What a veneer actually is, and what it costs to put one on
A porcelain veneer is a thin ceramic facing, usually 0.3 to 0.7 mm thick, bonded to the front surface of a tooth. To make space for it without leaving the tooth looking bulky, the dentist removes a layer of enamel from the front and the incisal edge of the tooth. That enamel does not grow back. Edelhoff and Sorensen quantified exactly how much sound tooth structure each preparation design sacrifices [6], and a conventional veneer preparation removes a meaningful percentage of the front-surface enamel even when it is done well. Done badly, and this is the more common scenario in high-volume cosmetic clinics, the bur cuts straight through the enamel and into the underlying dentine, which fundamentally changes the long-term prognosis of the bond and the tooth.

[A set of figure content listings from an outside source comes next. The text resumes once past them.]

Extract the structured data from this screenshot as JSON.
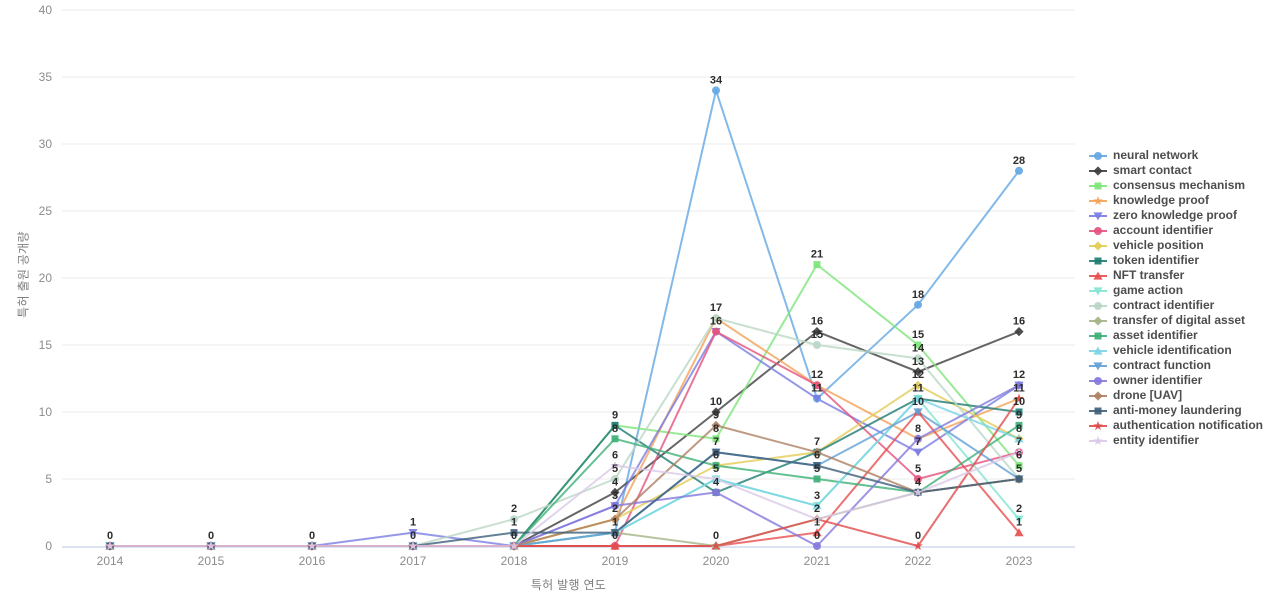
{
  "chart_data": {
    "type": "line",
    "title": "",
    "xlabel": "특허 발행 연도",
    "ylabel": "특허 출원 공개량",
    "x": [
      2014,
      2015,
      2016,
      2017,
      2018,
      2019,
      2020,
      2021,
      2022,
      2023
    ],
    "ylim": [
      0,
      40
    ],
    "y_ticks": [
      0,
      5,
      10,
      15,
      20,
      25,
      30,
      35,
      40
    ],
    "grid": true,
    "legend_position": "right",
    "series": [
      {
        "name": "neural network",
        "color": "#64a7e3",
        "marker": "circle",
        "values": [
          0,
          0,
          0,
          0,
          0,
          1,
          34,
          11,
          18,
          28
        ]
      },
      {
        "name": "smart contact",
        "color": "#3f3f3f",
        "marker": "diamond",
        "values": [
          0,
          0,
          0,
          0,
          0,
          4,
          10,
          16,
          13,
          16
        ]
      },
      {
        "name": "consensus mechanism",
        "color": "#7ee57a",
        "marker": "square",
        "values": [
          0,
          0,
          0,
          0,
          0,
          9,
          8,
          21,
          15,
          6
        ]
      },
      {
        "name": "knowledge proof",
        "color": "#f4a259",
        "marker": "star",
        "values": [
          0,
          0,
          0,
          0,
          0,
          2,
          17,
          12,
          8,
          11
        ]
      },
      {
        "name": "zero knowledge proof",
        "color": "#7a7de2",
        "marker": "triangle-down",
        "values": [
          0,
          0,
          0,
          1,
          0,
          3,
          16,
          11,
          7,
          12
        ]
      },
      {
        "name": "account identifier",
        "color": "#e4547e",
        "marker": "circle",
        "values": [
          0,
          0,
          0,
          0,
          0,
          0,
          16,
          12,
          5,
          7
        ]
      },
      {
        "name": "vehicle position",
        "color": "#e2cc55",
        "marker": "diamond",
        "values": [
          0,
          0,
          0,
          0,
          0,
          2,
          6,
          7,
          12,
          8
        ]
      },
      {
        "name": "token identifier",
        "color": "#1f7c73",
        "marker": "square",
        "values": [
          0,
          0,
          0,
          0,
          0,
          9,
          4,
          7,
          11,
          10
        ]
      },
      {
        "name": "NFT transfer",
        "color": "#e84f4f",
        "marker": "triangle-up",
        "values": [
          0,
          0,
          0,
          0,
          0,
          0,
          0,
          1,
          10,
          1
        ]
      },
      {
        "name": "game action",
        "color": "#82e5d2",
        "marker": "triangle-down",
        "values": [
          0,
          0,
          0,
          0,
          0,
          1,
          5,
          3,
          11,
          2
        ]
      },
      {
        "name": "contract identifier",
        "color": "#bad7c5",
        "marker": "circle",
        "values": [
          0,
          0,
          0,
          0,
          2,
          5,
          17,
          15,
          14,
          5
        ]
      },
      {
        "name": "transfer of digital asset",
        "color": "#a4b586",
        "marker": "diamond",
        "values": [
          0,
          0,
          0,
          0,
          0,
          1,
          0,
          2,
          4,
          5
        ]
      },
      {
        "name": "asset identifier",
        "color": "#3eb077",
        "marker": "square",
        "values": [
          0,
          0,
          0,
          0,
          0,
          8,
          6,
          5,
          4,
          9
        ]
      },
      {
        "name": "vehicle identification",
        "color": "#7cd4e6",
        "marker": "triangle-up",
        "values": [
          0,
          0,
          0,
          0,
          0,
          1,
          5,
          3,
          11,
          8
        ]
      },
      {
        "name": "contract function",
        "color": "#63a0d4",
        "marker": "triangle-down",
        "values": [
          0,
          0,
          0,
          0,
          0,
          1,
          7,
          6,
          10,
          5
        ]
      },
      {
        "name": "owner identifier",
        "color": "#8478dc",
        "marker": "circle",
        "values": [
          0,
          0,
          0,
          0,
          0,
          3,
          4,
          0,
          8,
          12
        ]
      },
      {
        "name": "drone [UAV]",
        "color": "#ae8164",
        "marker": "diamond",
        "values": [
          0,
          0,
          0,
          0,
          0,
          2,
          9,
          7,
          4,
          5
        ]
      },
      {
        "name": "anti-money laundering",
        "color": "#3f607a",
        "marker": "square",
        "values": [
          0,
          0,
          0,
          0,
          1,
          1,
          7,
          6,
          4,
          5
        ]
      },
      {
        "name": "authentication notification",
        "color": "#e04b4b",
        "marker": "star",
        "values": [
          0,
          0,
          0,
          0,
          0,
          0,
          0,
          2,
          0,
          11
        ]
      },
      {
        "name": "entity identifier",
        "color": "#dbc9e8",
        "marker": "star",
        "values": [
          0,
          0,
          0,
          0,
          0,
          6,
          5,
          2,
          4,
          7
        ]
      }
    ]
  }
}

The biomimetic alternative was articulated by Pascal Magne and his collaborators more than two decades ago in the additive-contour philosophy: instead of grinding the tooth down to make room for ceramic, design the veneer so that it adds volume to the front of the tooth, preserving as much of the original enamel as possible [4]. That principle is what separates a minimally invasive veneer from a conventional one. The minimally invasive veneer leaves the bond on enamel, which is mechanically and biologically the strongest substrate adhesive dentistry has, and keeps every option open if the restoration ever needs to be redone. The conventional preparation does the opposite, and its consequences are permanent.